O segundo depoimento foi do ex-major do Exército Ailton Moraes Barros. Ele teria sido mencionado, em algumas das conversas de whatsapp obtidas pelos investigadores, nas quais estaria pressionando autoridades militares a aderirem à tentativa de golpe, o que foi negado por ele.
Como Barros foi expulso do Exército em 2008, seu depoimento foi prestado como “cidadão comum”.
Segundo o ex-militar, as acusações imputadas a ele eram baseadas apenas em mensagens que o mencionavam, e que nada teria sido encontrado em seu celular.
Ele negou que tenha articulado com o general Braga Netto para pressionar militares que não estavam aderindo à tentativa de golpe de Estado.
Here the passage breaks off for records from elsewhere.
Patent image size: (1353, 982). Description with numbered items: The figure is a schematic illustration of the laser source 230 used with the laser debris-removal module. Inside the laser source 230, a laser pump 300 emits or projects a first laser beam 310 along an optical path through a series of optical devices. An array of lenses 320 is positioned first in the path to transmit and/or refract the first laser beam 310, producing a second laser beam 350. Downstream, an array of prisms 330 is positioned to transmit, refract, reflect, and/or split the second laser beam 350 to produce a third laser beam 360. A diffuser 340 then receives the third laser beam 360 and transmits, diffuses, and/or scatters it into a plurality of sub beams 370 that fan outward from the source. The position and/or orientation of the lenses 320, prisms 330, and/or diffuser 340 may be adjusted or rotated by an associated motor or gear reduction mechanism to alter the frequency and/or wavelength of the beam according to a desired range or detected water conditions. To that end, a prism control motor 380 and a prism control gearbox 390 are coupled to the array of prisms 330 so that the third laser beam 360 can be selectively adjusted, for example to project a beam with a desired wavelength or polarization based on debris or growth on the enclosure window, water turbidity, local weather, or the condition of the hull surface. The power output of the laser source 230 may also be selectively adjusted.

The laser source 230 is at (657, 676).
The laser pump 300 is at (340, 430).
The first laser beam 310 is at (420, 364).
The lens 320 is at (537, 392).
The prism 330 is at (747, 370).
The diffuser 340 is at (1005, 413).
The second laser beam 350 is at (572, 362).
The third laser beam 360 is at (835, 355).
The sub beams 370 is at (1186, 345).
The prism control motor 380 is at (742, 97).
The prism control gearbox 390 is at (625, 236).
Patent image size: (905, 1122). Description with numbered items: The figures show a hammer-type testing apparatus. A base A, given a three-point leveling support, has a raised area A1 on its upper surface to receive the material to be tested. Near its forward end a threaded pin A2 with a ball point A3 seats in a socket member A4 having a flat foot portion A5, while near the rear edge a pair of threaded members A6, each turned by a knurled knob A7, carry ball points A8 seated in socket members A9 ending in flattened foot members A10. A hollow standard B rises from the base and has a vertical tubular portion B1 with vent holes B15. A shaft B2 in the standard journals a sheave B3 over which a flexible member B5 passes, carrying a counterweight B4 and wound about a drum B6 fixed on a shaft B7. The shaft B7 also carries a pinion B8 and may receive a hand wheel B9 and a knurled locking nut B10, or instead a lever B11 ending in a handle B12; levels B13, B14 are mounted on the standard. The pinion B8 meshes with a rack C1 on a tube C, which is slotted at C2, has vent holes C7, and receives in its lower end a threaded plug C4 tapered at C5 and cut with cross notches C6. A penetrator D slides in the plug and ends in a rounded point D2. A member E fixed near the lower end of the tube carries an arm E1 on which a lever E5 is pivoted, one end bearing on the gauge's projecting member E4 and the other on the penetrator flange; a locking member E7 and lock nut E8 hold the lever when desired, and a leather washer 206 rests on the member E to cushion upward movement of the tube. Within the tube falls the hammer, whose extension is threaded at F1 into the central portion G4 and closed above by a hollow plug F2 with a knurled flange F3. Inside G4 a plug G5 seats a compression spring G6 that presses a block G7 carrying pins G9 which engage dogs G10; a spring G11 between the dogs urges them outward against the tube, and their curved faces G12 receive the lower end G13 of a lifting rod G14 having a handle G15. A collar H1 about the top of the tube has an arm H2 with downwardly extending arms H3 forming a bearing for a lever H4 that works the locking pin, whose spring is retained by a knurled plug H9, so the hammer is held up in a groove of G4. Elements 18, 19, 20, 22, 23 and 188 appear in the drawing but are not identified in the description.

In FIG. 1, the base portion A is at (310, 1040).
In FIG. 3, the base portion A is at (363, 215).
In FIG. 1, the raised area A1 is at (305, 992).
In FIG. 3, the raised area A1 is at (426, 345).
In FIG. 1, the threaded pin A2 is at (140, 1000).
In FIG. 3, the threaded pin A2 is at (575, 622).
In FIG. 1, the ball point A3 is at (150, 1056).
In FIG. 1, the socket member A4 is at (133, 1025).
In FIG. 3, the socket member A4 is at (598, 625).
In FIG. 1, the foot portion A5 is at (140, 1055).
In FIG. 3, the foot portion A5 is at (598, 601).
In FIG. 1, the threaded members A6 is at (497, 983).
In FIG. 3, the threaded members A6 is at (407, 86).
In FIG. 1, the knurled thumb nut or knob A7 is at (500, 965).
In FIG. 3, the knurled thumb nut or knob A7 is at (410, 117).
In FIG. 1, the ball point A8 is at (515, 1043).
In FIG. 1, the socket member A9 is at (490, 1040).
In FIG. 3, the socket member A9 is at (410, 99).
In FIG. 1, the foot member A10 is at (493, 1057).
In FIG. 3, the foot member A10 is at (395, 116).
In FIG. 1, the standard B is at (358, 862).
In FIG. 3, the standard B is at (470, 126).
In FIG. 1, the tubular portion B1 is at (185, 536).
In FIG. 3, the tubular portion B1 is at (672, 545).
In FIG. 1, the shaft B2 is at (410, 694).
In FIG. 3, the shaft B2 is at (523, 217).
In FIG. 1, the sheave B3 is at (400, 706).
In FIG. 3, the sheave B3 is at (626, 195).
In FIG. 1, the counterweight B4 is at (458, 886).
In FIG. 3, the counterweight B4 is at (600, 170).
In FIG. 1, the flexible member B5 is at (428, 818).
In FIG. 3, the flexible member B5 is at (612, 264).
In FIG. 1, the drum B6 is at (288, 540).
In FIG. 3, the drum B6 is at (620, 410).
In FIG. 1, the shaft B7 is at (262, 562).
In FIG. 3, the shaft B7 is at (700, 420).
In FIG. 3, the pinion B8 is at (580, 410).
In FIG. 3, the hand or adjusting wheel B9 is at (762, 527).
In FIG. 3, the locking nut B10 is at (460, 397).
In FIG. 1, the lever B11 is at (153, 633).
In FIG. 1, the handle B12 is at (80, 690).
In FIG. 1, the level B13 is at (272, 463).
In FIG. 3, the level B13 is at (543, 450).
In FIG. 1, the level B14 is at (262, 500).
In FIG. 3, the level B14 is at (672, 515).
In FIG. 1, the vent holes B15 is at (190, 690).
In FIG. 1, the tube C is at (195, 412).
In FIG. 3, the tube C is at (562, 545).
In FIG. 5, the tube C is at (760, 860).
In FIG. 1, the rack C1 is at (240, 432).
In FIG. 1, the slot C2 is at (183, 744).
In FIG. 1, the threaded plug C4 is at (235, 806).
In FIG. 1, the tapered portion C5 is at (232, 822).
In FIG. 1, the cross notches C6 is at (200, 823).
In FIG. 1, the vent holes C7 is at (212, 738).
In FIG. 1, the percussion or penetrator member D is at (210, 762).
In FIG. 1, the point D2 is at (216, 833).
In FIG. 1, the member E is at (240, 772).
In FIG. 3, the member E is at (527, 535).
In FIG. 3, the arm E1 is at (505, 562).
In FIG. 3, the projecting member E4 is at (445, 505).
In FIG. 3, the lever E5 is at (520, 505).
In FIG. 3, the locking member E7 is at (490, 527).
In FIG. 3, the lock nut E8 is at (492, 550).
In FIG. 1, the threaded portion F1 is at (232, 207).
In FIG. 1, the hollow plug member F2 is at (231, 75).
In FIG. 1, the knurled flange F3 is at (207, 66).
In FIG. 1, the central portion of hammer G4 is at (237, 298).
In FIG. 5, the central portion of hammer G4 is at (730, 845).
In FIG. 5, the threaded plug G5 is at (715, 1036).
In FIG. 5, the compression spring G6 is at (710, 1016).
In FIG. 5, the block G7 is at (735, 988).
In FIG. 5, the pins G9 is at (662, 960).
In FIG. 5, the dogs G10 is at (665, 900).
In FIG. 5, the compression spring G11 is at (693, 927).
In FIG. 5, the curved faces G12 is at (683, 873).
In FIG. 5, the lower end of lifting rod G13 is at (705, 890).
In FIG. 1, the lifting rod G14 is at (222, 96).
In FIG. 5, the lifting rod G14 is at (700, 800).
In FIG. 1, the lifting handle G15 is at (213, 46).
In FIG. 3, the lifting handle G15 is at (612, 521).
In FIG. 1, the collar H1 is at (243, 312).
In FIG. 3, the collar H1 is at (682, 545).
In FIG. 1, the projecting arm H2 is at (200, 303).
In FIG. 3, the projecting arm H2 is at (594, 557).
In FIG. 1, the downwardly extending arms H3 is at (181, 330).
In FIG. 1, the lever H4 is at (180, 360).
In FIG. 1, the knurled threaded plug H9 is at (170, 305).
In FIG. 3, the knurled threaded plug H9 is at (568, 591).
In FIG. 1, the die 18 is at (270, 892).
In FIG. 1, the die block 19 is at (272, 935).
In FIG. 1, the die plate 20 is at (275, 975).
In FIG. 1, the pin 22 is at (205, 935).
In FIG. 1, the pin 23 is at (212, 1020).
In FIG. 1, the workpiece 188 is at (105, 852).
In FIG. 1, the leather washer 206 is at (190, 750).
“Tive contatos visuais com ele [Braga Netto] a partir do primeiro turno de 2022, quando foi candidato a deputado estadual. Peguei o telefone dele e pedi ajuda, porque tenho projetos na segurança pública. Queria me aproximar. O telefone dele ficou no celular”, disse.
Barros trocou, segundo a acusação, mensagens com o então candidato à vice-presidente na chapa de Bolsonaro.
“Eu era próximo do presidente [Bolsonaro]”, disse o ex-militar, referindo-se a um vínculo de mais de 40 anos, segundo ele, desde que o ex-presidente era um cadete.
Perguntado sobre uma publicação sua nas redes sociais, em que defendia a separação de homens e criancinhas, e que responsabilizaria homens covardes e fracos naquele momento político, ele disse que sua intenção era apenas a de aumentar seu número de seguidores e, consequentemente, de eleitores.
Na publicação, ele teria marcado o general Freire Gomes, ex-comandante do Exército durante a gestão Bolsonaro. O general é testemunha da suposta tentativa de golpe, conhecido por não ter aderido ao movimento golpista.
“Marquei o Freire Gomes porque queria que [a mensagem] chegasse a ele. Marquei também o jornalista Paulo Figueiredo, com quem não tinha muito contato, porque a família dele me conhecia. Queria que ele compartilhasse por ter muitos seguidores. E queria aumentar meu número de seguidores”, argumentou.
Paulo Figueiredo é neto do último presidente do período da ditadura militar no Brasil, general João Batista Figueiredo.
Entre os atos criminosos pelos quais o Núcleo 4 é acusado estão os de disseminação de notícias falsas sobre o funcionamento das urnas eletrônicas e ataques a autoridades que se colocassem no caminho dos planos golpistas.
Integrantes desse grupo são também apontados como responsáveis por ações estratégicas de desinformação e respondem por crimes como os de organização criminosa, golpe de Estado, tentativa de abolição violenta do Estado Democrático de Direito, dano qualificado e deterioração do patrimônio tombado. Somadas, as penas podem superar os 30 anos de cadeia.
São réus no Núcleo 4:
Ailton Moraes Barros – ex-major do Exército
Ângelo Denicoli – major da reserva do Exército
Giancarlo Rodrigues – subtenente do Exército
Guilherme Almeida – tenente-coronel do Exército
Reginaldo Abreu – coronel do Exército
Marcelo Araújo Bormevet – agente da Polícia Federal
Carlos Cesar Moretzsohn Rocha – presidente do Instituto Voto Legal
O julgamento foi interrompido para almoço, devendo ser retomado ainda na tarde de hoje.